Yes, the PV industry has a lot to celebrate. But before industry stakeholders break out the Chex Party Mix and balloons and champagne, we should also take cautionary looks at inventory levels, particularly in China’s distribution channel but also held on the demand side; carefully consider shipment announcements in the face of significant tolling and outsourcing; and constrained margins because of downward incentive pressure and aggressive pricing for share.
Oh well, into every sunny day a stray cloud or two will usually pass by. (This is an appropriate analogy given current utility concerns over transmission intermittency — and yes, transmission is a potential barrier hovering on the sidelines of all this booming growth.)
Figure 1 presents an estimated snapshot of 2010, from beginning inventory to ending inventory and including shipments, production, announcements, installations, and modules removed from the field for various and sundry reasons.
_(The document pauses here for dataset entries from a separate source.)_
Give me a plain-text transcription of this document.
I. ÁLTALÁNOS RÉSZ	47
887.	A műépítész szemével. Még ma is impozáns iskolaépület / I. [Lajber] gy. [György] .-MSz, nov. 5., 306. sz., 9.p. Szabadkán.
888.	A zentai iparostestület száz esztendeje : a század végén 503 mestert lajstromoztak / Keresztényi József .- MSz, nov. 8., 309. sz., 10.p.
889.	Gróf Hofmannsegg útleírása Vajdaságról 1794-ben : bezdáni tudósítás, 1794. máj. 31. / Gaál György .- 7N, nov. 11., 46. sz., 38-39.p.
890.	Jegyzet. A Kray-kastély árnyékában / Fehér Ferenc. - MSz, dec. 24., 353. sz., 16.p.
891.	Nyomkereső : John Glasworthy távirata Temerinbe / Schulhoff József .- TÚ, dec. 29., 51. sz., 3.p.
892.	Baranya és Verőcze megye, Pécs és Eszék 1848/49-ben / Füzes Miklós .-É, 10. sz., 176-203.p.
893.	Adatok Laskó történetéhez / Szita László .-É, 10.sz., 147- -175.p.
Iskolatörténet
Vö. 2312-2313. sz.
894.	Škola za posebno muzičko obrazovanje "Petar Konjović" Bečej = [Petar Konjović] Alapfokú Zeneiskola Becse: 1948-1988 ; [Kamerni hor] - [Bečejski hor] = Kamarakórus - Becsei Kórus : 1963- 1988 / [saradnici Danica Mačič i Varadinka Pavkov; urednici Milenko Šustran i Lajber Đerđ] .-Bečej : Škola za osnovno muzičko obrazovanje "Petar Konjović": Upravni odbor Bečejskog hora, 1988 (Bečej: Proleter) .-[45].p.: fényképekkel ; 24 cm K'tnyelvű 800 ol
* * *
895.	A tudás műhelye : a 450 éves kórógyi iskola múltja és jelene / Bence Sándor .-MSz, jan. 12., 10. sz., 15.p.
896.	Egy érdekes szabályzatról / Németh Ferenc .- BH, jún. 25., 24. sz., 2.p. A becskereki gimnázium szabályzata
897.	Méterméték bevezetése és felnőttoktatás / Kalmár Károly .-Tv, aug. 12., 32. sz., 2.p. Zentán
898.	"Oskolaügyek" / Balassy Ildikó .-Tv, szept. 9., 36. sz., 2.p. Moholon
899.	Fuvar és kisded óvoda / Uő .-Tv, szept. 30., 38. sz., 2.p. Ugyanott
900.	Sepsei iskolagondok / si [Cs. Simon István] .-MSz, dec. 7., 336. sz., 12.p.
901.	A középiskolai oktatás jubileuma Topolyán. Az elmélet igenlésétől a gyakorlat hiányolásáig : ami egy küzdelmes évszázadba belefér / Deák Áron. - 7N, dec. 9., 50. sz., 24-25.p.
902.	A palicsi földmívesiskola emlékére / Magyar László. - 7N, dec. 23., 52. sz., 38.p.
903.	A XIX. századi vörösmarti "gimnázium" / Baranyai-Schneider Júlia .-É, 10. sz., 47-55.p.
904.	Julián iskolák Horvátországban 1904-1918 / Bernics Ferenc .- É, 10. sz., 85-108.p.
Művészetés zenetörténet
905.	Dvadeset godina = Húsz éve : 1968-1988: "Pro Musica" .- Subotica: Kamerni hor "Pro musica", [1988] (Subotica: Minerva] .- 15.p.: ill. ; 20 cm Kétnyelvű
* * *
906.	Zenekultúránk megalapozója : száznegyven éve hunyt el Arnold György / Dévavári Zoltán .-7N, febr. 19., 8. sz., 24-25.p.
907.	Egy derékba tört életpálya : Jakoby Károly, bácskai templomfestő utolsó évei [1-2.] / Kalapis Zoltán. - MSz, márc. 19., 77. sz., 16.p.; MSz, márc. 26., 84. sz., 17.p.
|Figure 1: Snapshot of 2010 estimates.|
The PV industry will remain a volatile start-up sector for quite some time, with growth rising and falling on government mandated incentives. What the government giveth, the government can taketh away — or at the very least reduce significantly. Current reductions in FiTs will not likely have a significant effect on demand in 2011; there is simply too much capacity out there, and for better or worse (not to mention even lower margins) it will go somewhere. Though 2011 should be another strong year, 2012 is a question mark.
There is a high likelihood that Germany will again experience strong growth in 2011, which means that in 2012 there will be an additional 3% tacked onto the 9% annual tariff reduction. Or, maybe the German government will get fed up and change the law to eliminate the tariff altogether. Figure 2 presents shipments and capacity data from 2000-2010, with capacity utilization above each bar. The compound annual growth rate in shipments from 2005 through estimated shipments in 2010 is ~62%.
|Figure 2: PV industry commercial capacity and shipments, 2000-2010.|
2010’s annual top-10 list will heavily favor technology manufacturers from China and Taiwan, likely including First Solar and Suntech fighting it out for first place, along with Motech, Yingli, Trina, Gintech, JA Solar, Sharp and potentially SunPower (though it is too close to call at the moment for others). Given the high degree of tolling and outsourcing (and this is worth repeating) an accurate estimate and count will be both important and challenging. In any case, shipments from China and Taiwan will be 55% to 60% of total shipments.
An accurate count of what was really shipped into the market is important strategically and competitively — not to mention what it means in terms of establishing trends over time.
Figure 3 presents industry growth from 1990-2010. Every year represents challenges, anxiety, and hard-won progress for an industry that must fight again and again to retain needed incentives while conventional energy sources face far fewer challenges to keep their subsidies (unless you count oil spills and gas line explosions).
|Figure 3: PV industry growth, 1990-2010 (estimate).|
Before the celebrations begin, industry stakeholders should take a moment to consider what out-of-control growth, high levels of inventory, and severely constrained margins might bring in the mid-term. During the heady dot-com days, dark fiber was not considered problematic and companies with no clear path to revenue got funding sometimes just for being cute (remember the Pets.com sock puppet?), and nobody thought the bubble would pop and the party would end. During the stratospheric rise in housing values, very few (including experts) thought that the coming correction would put the global economy at risk. The moral of the story: Let’s not count our megawatts before they are connected to the grid.